Level I willful FBAR penalties contain the same $ 50,000 threshold. However, unlike the Level I Nonwillful penalty, the corresponding Level I willful penalty is the greater of (1) $1,000 per violation or (2) 5% of the maximum balance during the year of the account to which the violations relate for each violation. Determining the “maximum aggregate balance” for all accounts is a two-step process:
(1) First, determine the maximum balance at any time during the calendar year for each account.
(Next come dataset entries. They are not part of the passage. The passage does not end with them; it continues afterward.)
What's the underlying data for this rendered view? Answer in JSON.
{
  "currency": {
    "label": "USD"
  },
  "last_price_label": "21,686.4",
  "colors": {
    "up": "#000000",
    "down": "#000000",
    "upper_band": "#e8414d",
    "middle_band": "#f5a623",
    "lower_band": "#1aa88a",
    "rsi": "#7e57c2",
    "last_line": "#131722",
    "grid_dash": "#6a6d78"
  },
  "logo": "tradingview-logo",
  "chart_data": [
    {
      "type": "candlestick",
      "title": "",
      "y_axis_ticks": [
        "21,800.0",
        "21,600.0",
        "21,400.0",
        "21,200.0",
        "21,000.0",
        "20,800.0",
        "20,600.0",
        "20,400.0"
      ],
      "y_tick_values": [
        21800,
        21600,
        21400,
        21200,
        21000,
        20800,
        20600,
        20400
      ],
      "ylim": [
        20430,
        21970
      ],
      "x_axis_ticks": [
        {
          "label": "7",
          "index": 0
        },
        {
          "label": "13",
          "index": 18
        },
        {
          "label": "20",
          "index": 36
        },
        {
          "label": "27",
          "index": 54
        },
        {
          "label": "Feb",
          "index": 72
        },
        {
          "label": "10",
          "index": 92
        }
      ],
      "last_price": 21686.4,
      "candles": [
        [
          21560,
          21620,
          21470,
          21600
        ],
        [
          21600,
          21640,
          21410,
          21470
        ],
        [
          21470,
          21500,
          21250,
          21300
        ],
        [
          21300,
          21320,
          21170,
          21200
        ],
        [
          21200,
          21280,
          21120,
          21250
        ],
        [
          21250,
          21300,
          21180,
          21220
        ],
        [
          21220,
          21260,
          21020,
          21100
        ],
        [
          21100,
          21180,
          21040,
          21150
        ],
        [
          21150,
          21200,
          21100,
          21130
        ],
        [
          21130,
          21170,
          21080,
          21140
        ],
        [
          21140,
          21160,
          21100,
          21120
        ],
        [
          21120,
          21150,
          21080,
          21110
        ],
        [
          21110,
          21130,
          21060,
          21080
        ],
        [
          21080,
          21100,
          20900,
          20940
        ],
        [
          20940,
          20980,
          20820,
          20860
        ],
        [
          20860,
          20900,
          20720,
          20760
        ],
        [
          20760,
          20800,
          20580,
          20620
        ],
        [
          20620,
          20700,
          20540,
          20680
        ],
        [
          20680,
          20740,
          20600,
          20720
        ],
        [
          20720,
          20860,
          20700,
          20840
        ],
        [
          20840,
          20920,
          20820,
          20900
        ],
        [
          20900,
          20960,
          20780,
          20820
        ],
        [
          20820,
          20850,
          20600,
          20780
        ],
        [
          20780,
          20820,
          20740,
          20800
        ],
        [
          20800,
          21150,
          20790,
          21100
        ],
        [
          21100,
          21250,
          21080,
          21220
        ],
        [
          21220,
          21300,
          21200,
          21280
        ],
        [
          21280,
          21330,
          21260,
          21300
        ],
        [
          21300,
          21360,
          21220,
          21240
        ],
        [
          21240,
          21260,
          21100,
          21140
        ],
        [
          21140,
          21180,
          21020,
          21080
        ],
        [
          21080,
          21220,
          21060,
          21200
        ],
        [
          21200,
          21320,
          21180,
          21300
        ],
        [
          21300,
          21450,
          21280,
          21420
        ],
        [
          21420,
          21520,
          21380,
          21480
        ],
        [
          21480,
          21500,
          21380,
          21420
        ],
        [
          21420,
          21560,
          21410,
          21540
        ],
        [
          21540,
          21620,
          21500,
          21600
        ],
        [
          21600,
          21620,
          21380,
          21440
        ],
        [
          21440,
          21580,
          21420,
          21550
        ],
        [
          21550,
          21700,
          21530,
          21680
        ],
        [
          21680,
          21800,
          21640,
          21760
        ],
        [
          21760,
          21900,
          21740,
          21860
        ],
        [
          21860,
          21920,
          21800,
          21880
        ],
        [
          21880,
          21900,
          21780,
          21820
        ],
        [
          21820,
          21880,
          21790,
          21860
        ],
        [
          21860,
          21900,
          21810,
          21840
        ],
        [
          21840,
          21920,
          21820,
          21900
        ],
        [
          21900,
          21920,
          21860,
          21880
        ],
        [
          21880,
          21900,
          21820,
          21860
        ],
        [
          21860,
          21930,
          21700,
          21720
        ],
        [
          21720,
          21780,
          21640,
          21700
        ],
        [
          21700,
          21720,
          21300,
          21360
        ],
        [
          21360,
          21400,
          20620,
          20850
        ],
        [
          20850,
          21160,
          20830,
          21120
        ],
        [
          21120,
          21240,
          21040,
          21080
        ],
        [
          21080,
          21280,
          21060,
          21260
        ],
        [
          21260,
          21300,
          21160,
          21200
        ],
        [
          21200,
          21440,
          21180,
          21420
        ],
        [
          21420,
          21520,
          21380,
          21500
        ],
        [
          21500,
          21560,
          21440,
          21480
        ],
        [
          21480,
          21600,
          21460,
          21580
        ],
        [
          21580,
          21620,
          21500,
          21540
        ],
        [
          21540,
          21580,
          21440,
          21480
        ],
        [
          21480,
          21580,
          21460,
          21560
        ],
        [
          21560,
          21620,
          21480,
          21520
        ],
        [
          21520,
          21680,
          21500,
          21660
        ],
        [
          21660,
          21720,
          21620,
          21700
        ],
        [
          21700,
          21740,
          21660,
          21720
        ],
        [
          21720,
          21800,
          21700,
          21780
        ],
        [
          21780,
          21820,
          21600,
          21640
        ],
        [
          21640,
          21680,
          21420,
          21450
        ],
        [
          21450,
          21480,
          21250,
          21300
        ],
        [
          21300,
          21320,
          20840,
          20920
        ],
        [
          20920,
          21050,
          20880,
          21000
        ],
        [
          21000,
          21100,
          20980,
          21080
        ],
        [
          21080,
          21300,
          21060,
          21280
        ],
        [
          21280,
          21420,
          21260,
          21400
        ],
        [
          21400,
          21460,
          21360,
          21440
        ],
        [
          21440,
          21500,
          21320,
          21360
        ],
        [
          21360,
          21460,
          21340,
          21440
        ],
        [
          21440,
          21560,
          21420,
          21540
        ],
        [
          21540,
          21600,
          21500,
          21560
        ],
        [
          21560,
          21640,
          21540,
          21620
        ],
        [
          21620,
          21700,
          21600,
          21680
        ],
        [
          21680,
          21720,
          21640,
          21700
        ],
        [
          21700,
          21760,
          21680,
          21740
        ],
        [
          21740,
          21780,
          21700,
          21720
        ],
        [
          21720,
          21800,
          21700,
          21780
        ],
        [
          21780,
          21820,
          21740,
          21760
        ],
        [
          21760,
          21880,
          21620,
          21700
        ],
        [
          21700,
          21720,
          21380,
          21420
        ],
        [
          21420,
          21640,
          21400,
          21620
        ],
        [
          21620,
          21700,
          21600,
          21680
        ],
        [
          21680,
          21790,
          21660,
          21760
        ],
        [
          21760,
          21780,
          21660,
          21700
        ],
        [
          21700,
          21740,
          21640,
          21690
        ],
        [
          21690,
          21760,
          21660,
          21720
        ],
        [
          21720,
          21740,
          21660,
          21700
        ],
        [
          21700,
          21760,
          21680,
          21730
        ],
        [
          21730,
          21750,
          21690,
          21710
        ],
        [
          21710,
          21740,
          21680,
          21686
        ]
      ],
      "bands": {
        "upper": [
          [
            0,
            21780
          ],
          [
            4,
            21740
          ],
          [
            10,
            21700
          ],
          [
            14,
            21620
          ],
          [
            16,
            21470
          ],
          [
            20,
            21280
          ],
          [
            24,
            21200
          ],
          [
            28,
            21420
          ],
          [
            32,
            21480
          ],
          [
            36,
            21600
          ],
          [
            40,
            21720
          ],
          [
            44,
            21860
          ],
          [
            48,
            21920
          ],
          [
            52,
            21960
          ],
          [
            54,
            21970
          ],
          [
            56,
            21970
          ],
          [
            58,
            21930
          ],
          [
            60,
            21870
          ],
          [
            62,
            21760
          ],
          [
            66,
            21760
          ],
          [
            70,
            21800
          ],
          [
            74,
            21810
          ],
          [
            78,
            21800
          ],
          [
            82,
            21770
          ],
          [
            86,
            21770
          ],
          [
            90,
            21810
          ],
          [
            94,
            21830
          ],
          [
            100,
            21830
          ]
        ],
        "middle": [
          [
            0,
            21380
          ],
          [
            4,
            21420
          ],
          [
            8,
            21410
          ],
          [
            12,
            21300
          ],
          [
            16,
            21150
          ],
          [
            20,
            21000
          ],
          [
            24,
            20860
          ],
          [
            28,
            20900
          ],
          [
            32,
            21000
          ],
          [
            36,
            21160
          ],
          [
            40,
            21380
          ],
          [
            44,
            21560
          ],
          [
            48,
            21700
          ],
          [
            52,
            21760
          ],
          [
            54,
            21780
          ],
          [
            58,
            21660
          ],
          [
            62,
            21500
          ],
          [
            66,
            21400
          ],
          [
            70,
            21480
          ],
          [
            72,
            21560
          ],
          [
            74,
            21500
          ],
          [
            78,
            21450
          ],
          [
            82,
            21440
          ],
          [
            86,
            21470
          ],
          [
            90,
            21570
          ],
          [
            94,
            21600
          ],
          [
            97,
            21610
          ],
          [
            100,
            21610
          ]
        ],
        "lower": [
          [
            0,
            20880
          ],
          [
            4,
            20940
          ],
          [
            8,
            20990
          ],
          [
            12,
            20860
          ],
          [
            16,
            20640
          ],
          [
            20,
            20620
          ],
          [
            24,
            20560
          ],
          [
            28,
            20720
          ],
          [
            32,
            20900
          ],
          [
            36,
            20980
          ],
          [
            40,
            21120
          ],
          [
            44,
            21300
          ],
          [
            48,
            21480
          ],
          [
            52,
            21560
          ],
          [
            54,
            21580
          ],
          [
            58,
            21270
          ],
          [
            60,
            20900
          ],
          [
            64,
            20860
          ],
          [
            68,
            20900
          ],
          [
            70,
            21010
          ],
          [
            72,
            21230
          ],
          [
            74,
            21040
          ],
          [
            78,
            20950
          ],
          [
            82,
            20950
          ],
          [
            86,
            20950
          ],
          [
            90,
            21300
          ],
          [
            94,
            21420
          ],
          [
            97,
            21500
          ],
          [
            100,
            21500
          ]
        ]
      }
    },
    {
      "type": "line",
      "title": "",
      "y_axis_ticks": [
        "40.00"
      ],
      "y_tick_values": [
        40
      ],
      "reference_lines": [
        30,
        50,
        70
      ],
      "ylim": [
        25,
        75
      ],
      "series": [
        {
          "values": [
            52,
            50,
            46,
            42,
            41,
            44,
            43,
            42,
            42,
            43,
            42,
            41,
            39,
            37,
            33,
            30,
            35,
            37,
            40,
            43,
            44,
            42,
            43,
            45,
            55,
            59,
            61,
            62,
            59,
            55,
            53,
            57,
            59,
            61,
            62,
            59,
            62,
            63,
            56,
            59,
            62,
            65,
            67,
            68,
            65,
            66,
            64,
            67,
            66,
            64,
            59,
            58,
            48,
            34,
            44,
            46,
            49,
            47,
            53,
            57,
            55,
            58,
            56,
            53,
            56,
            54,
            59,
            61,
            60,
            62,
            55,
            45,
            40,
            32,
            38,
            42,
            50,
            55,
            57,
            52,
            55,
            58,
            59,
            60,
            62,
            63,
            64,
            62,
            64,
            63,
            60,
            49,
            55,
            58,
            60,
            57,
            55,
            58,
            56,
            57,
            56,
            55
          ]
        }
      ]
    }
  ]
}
(2) Second, add the individual maximum balances to find the maximum aggregate balance. How does a person determine whether he qualifies for mitigation? There are four threshold conditions:
i. The person must have no history of criminal tax or Bank Secrecy Act convictions for the preceding ten years and have no history of prior FBAR penalty assessments;
ii. No money passing through any of the foreign accounts associated with the person can be from an illegal source or used to further a criminal purpose;
iii. The person must have cooperated during the examination; and
iv. The IRS must not have determined a fraud penalty against the person for an underpayment of income tax for the year in question due to the failure to report income related to any amount in a foreign account.
Most taxpayers qualify for mitigation. If the examiner determines that the taxpayer’s failure to disclose his offshore accounts was not willful, then the nonwillful mitigation guidelines apply. But if the examiner determines that the taxpayer’s failure to disclose his offshore accounts was willful, then the willful mitigation guidelines apply.
And here is where an important distinction must be made between the cumulative effect of FBAR civil penalties and the one-time miscellaneous penalty under OVDP. Contrary to popular belief, the offshore penalty under OVDP is not determined by aggregating the penalty for each year during the disclosure period.
Instead, the offshore penalty under OVDP is determined by isolating the highest year’s maximum aggregate account balance during the period covered by the voluntary disclosure (i.e., the most recent eight years for which the due date has already passed), and using that balance as the “base” to calculate a single offshore penalty at the applicable rate (generally, 27.5%).